こうして「大阪製だし所」として「ひろひろ」の直営になった削り節工場では、2021年12月から毎月第一日曜日に、うどん店を開店している。
「削りたての、本来のだしのおいしさを知ってもらいたくて、始めました」
今ではSNSを通じて噂が広がり、限定70食を求めて開店時間前から行列ができるという。
■大阪のだしとビールを合わせたクラフトビール「大阪だしのビール」を限定製造
2022年秋、廣田さんはだしとビールを合わせるという、ユニークな発想を形にした。
「だしとビールを合わせる発想は僕が初めてではありませんが、チャンスがあったらうちのだしでビールをつくりたいと考えていました。大阪のだし文化を広めたいことと、大阪のだしを使ったビールがなかったので、つくってみようと。どんな味がするかなという好奇心もありましたね」
ビール醸造所を併設するビアバー「ブリューパブ センターポイント」の協力を得て、「大阪だしのビール」として400本を限定製造。うち300本を常連さんやお得意先に配って、残り100本を1本あたり900円で販売した。
「これを商売にするつもりはなくて、何か面白いことをやって注目されるための、話題づくりでした」
ところで「大阪だしのビール」は、どんな料理に合うのだろうか。
「和食ですね。だしの味がするから、鍋ものとか刺身とか。炭酸は、やや弱めです。それと、ごく僅かですが醤油も入っています」
筆者も1本いただいて飲んでみた。飲み込んだ後、だしの風味を感じる。そして、炭酸が弱めで、飲みやすい。

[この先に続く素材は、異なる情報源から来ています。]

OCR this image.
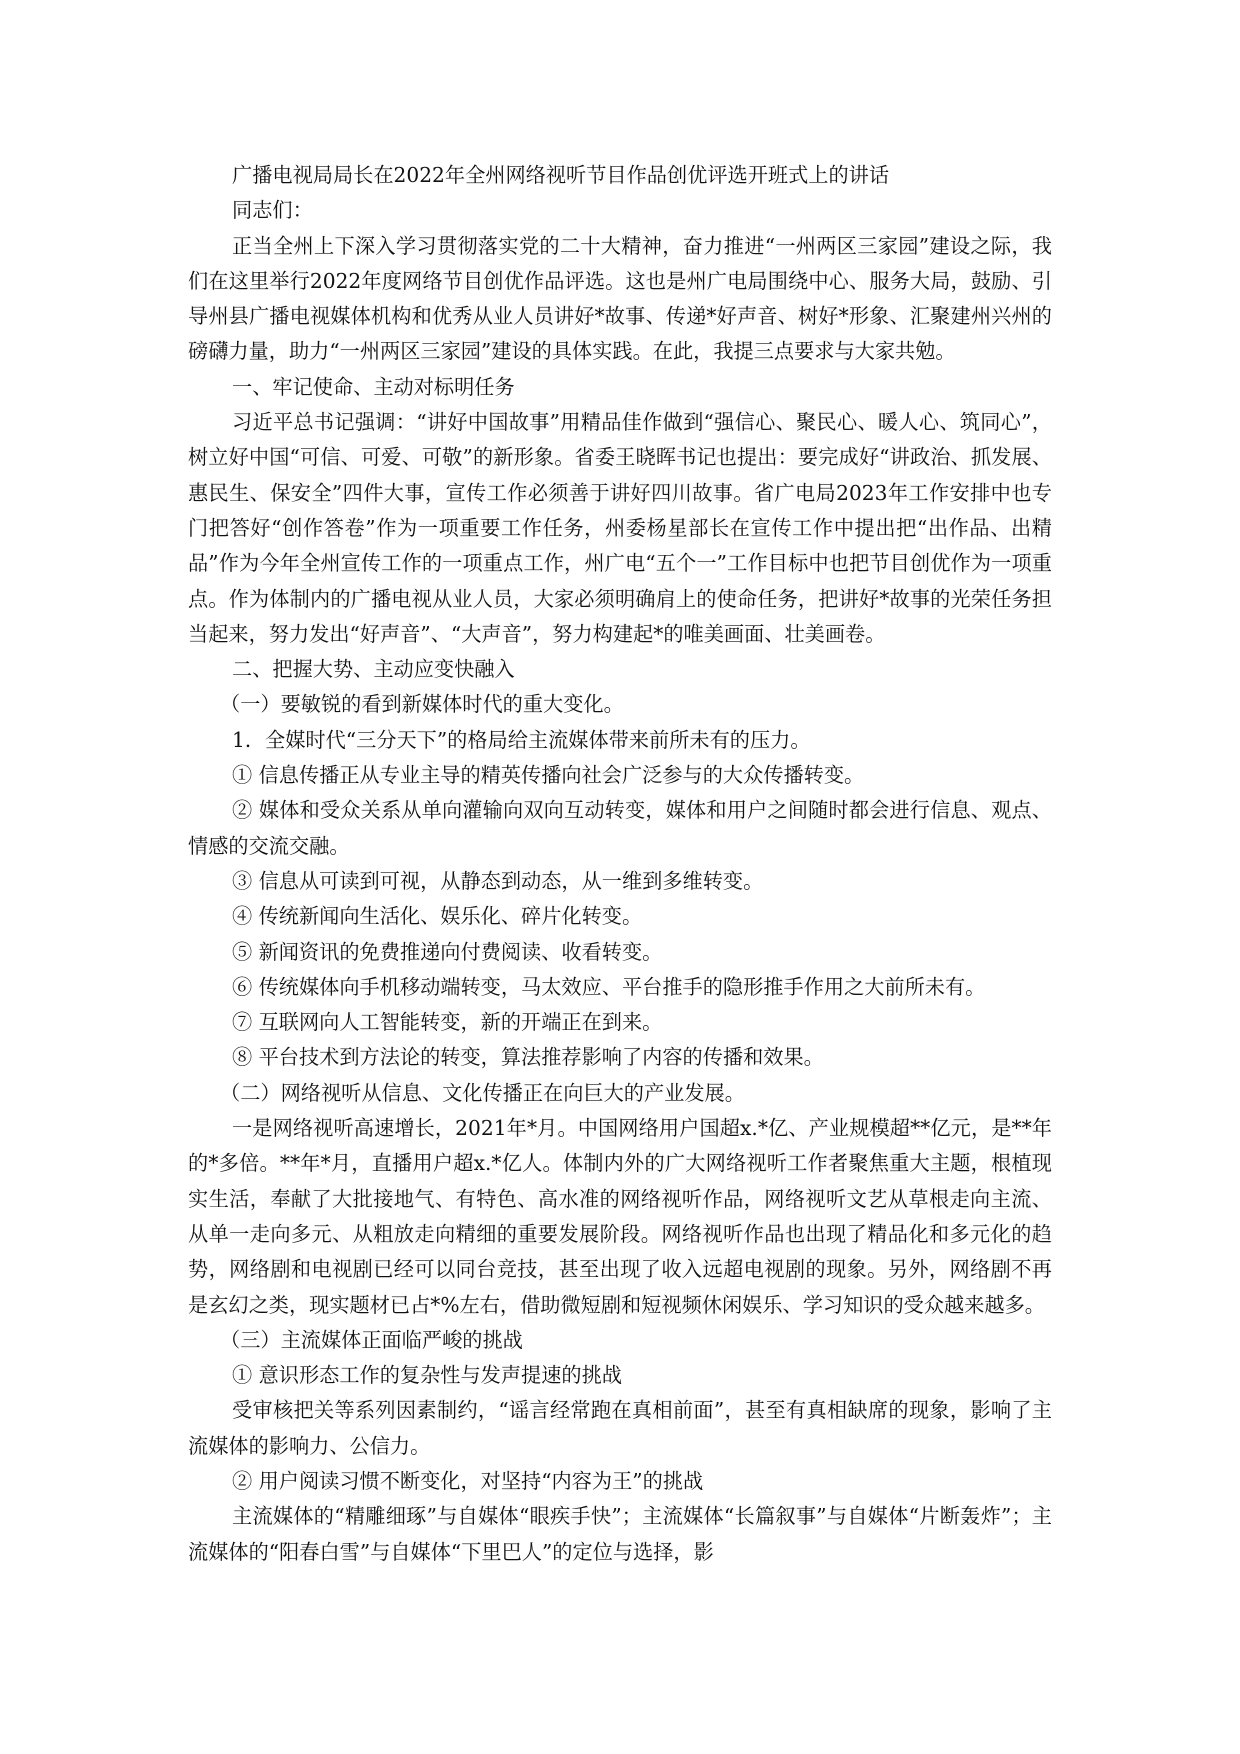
广播电视局局长在2022年全州网络视听节目作品创优评选开班式上的讲话

同志们：

正当全州上下深入学习贯彻落实党的二十大精神，奋力推进“一州两区三家园”建设之际，我们在这里举行2022年度网络节目创优作品评选。这也是州广电局围绕中心、服务大局，鼓励、引导州县广播电视媒体机构和优秀从业人员讲好*故事、传递*好声音、树好*形象、汇聚建州兴州的磅礴力量，助力“一州两区三家园”建设的具体实践。在此，我提三点要求与大家共勉。

一、牢记使命、主动对标明任务

习近平总书记强调：“讲好中国故事”用精品佳作做到“强信心、聚民心、暖人心、筑同心”，树立好中国“可信、可爱、可敬”的新形象。省委王晓晖书记也提出：要完成好“讲政治、抓发展、惠民生、保安全”四件大事，宣传工作必须善于讲好四川故事。省广电局2023年工作安排中也专门把答好“创作答卷”作为一项重要工作任务，州委杨星部长在宣传工作中提出把“出作品、出精品”作为今年全州宣传工作的一项重点工作，州广电“五个一”工作目标中也把节目创优作为一项重点。作为体制内的广播电视从业人员，大家必须明确肩上的使命任务，把讲好*故事的光荣任务担当起来，努力发出“好声音”、“大声音”，努力构建起*的唯美画面、壮美画卷。

二、把握大势、主动应变快融入

（一）要敏锐的看到新媒体时代的重大变化。

1．全媒时代“三分天下”的格局给主流媒体带来前所未有的压力。

① 信息传播正从专业主导的精英传播向社会广泛参与的大众传播转变。

② 媒体和受众关系从单向灌输向双向互动转变，媒体和用户之间随时都会进行信息、观点、情感的交流交融。

③ 信息从可读到可视，从静态到动态，从一维到多维转变。

④ 传统新闻向生活化、娱乐化、碎片化转变。

⑤ 新闻资讯的免费推递向付费阅读、收看转变。

⑥ 传统媒体向手机移动端转变，马太效应、平台推手的隐形推手作用之大前所未有。

⑦ 互联网向人工智能转变，新的开端正在到来。

⑧ 平台技术到方法论的转变，算法推荐影响了内容的传播和效果。

（二）网络视听从信息、文化传播正在向巨大的产业发展。

一是网络视听高速增长，2021年*月。中国网络用户国超x.*亿、产业规模超**亿元，是**年的*多倍。**年*月，直播用户超x.*亿人。体制内外的广大网络视听工作者聚焦重大主题，根植现实生活，奉献了大批接地气、有特色、高水准的网络视听作品，网络视听文艺从草根走向主流、从单一走向多元、从粗放走向精细的重要发展阶段。网络视听作品也出现了精品化和多元化的趋势，网络剧和电视剧已经可以同台竞技，甚至出现了收入远超电视剧的现象。另外，网络剧不再是玄幻之类，现实题材已占*%左右，借助微短剧和短视频休闲娱乐、学习知识的受众越来越多。

（三）主流媒体正面临严峻的挑战

① 意识形态工作的复杂性与发声提速的挑战

受审核把关等系列因素制约，“谣言经常跑在真相前面”，甚至有真相缺席的现象，影响了主流媒体的影响力、公信力。

② 用户阅读习惯不断变化，对坚持“内容为王”的挑战

主流媒体的“精雕细琢”与自媒体“眼疾手快”；主流媒体“长篇叙事”与自媒体“片断轰炸”；主流媒体的“阳春白雪”与自媒体“下里巴人”的定位与选择，影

ちなみに「大阪だしのビール」は、今年もつくる計画があるという。
「10月中旬頃を予定しています。2回目ということで、レシピをちょっと変えようと思っています。
■雇用を守った従業員から感謝の言葉
2022年、「ひろひろ」が関西ローカルのテレビ番組から取材を受けた。そのとき、番組出演者から従業員の女性に対して「社長さんに対して、何か一言ありませんか?」と質問されたときに、何の打ち合わせもなく不意だったにもかかわらず、自然にこんな言葉が出たという。
「コロナでお店がしんどいときでもお給料を出してくれて、私たちの生活を守ってくれました」
これに廣田さんは驚き、感動を覚えたそうだ。日ごろから従業員を大事にしている気持ちが、しっかり伝わっているからこそ出た言葉だろう。
そんな廣田さんが今後の構想として挙げていることのひとつが、2025年に開催される大阪・関西万博会場での出店だそうだ。
「すでに申し込みは済ませてあります」
採用されたら会期中に1週間だけの出店だそうだが、大阪のだし文化を世界へ発信する足掛かりになることを願っているという。